Sammanfattning: Severe sepsis is characterized by acute organ dysfunction caused by an infection. Despite advanced treatment with antibiotics and organ support the mortality remains high. The epidemiological research on severe sepsis has expanded over the years but has led to conflicting results. In this thesis, we present evidence that some of these conflicting results may be explained by inappropriate methods used in epidemiological studies on severe sepsis. The definition of severe sepsis relies on consensus criteria including a number of clinical signs, parameters and laboratory findings.
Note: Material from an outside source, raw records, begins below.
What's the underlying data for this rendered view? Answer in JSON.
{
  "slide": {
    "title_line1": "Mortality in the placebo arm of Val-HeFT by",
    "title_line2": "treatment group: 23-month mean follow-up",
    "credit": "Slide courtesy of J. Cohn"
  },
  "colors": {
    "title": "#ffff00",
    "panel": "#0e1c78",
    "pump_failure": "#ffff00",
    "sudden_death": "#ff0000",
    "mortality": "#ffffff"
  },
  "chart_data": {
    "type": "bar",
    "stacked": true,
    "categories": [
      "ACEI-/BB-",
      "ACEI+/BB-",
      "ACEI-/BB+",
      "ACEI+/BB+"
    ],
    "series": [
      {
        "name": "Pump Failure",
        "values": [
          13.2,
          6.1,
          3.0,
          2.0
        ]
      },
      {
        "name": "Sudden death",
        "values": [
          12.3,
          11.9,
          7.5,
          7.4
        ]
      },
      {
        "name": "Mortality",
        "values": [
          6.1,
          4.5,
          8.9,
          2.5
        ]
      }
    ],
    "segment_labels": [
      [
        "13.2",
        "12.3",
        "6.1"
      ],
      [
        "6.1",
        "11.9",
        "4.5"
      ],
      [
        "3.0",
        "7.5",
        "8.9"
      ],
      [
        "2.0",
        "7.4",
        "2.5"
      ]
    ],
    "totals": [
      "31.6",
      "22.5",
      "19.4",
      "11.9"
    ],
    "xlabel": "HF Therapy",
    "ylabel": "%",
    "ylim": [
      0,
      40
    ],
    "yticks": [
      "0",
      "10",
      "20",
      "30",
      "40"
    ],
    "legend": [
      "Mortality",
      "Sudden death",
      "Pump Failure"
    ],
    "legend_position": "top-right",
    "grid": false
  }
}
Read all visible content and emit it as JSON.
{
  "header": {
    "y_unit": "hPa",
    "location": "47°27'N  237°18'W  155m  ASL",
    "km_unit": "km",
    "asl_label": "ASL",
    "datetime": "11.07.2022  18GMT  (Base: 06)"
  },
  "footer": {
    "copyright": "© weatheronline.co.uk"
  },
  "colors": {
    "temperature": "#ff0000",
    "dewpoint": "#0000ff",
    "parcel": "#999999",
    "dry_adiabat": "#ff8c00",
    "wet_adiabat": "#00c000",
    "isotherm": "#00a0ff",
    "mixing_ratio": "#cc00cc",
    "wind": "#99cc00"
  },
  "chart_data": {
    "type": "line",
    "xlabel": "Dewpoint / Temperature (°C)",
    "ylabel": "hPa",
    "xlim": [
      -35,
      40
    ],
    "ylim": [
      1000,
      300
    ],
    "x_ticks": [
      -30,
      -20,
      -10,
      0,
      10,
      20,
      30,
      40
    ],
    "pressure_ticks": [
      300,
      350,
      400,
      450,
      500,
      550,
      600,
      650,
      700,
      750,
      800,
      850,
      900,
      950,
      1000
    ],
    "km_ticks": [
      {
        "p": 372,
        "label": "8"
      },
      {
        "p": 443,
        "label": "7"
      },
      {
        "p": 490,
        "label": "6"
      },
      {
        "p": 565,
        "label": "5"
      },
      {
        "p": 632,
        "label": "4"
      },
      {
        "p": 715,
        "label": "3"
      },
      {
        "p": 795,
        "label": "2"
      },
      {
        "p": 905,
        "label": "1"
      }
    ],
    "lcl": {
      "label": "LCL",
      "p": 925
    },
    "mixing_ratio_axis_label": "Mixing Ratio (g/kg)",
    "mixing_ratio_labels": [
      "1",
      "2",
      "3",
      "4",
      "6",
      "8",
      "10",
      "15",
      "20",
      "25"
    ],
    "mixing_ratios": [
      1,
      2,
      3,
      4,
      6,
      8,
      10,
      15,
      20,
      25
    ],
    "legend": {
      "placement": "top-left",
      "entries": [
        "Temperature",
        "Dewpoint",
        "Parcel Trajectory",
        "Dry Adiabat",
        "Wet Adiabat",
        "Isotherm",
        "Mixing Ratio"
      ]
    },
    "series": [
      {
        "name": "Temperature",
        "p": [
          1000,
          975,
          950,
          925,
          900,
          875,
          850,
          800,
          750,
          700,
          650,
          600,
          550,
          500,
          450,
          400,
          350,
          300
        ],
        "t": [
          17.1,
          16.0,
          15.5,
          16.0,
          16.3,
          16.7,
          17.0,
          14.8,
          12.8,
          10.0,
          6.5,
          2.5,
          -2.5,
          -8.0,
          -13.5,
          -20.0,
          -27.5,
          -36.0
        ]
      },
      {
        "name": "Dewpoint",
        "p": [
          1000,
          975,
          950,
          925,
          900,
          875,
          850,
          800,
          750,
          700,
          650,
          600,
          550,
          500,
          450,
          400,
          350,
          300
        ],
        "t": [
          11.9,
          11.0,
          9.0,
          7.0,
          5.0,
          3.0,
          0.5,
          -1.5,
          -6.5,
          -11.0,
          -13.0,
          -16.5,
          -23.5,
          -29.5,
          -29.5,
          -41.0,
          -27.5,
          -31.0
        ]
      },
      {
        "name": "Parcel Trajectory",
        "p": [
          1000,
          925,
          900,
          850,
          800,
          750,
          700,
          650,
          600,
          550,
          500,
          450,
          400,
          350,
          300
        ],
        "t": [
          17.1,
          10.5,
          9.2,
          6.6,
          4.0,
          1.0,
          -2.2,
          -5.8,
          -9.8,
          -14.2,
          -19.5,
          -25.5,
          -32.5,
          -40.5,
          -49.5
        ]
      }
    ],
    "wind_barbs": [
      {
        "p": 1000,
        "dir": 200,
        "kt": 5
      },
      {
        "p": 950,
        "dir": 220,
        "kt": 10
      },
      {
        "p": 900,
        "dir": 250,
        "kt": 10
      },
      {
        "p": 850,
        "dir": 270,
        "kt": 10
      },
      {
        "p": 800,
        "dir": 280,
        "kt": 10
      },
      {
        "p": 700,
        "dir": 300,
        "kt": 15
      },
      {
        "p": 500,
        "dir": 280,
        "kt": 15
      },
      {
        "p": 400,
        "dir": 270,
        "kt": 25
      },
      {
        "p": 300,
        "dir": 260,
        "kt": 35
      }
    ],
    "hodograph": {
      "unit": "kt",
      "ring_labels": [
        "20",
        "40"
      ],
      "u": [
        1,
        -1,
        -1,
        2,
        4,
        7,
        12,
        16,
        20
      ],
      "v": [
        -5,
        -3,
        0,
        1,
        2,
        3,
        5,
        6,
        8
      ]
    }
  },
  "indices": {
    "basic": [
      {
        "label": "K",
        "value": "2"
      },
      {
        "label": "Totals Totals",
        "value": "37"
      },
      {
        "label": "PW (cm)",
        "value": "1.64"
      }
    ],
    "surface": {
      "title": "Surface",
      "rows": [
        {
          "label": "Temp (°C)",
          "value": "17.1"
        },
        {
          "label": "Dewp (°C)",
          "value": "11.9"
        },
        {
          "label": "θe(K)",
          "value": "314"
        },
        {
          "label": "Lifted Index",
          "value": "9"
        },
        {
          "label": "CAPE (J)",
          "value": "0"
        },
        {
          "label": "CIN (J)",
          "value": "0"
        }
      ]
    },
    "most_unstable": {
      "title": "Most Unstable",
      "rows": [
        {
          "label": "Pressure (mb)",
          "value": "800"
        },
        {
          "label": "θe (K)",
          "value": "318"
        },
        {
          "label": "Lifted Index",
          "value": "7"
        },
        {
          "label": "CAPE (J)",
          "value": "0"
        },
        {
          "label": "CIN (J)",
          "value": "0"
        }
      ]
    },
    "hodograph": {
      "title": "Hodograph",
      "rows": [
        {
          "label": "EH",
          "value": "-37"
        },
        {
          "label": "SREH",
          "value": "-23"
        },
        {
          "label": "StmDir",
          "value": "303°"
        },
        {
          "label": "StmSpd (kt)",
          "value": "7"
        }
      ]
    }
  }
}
To facilitate large nation-wide studies on the incidence of severe sepsis in already existing administrative datasets, several investigators have attempted to mirror the clinical criteria by using combinations of the International Classification of Diseases (ICD) codes for infection and organ dysfunction. In paper I of this thesis, however, we found that three different ICD code abstraction strategies applied on the same dataset (the Swedish National Patient Register) generated three almost separate cohorts of patients. Furthermore, in paper II, where we followed intensive care unit (ICU)-treated patients with severe sepsis according to clinical consensus criteria to discharge, we observed that most patients did not meet any ICD code abstraction strategies for severe sepsis when reviewing their ICD codes registered at discharge from the hospital. In conclusion, the ICD code abstraction strategies previously used in the epidemiological research on sepsis seem to be inaccurate in the Swedish setting.  Sepsis may also result in poor long-term outcomes, and contribute to an increased risk of late mortality. However, the actual causes of late mortality in sepsis remain unclear. In paper III, we investigated causes of death over 1 year after treatment of sepsis in the ICU. In this study, a matched control group consisting of ICU-treated patients without sepsis was included. The most common causes of late mortality in both the sepsis group and the control group were heart diseases and cancer. The sepsis group, however, had a significantly increased incidence of infectious-related deaths compared with the control group, even over 1 year after the initial ICU event.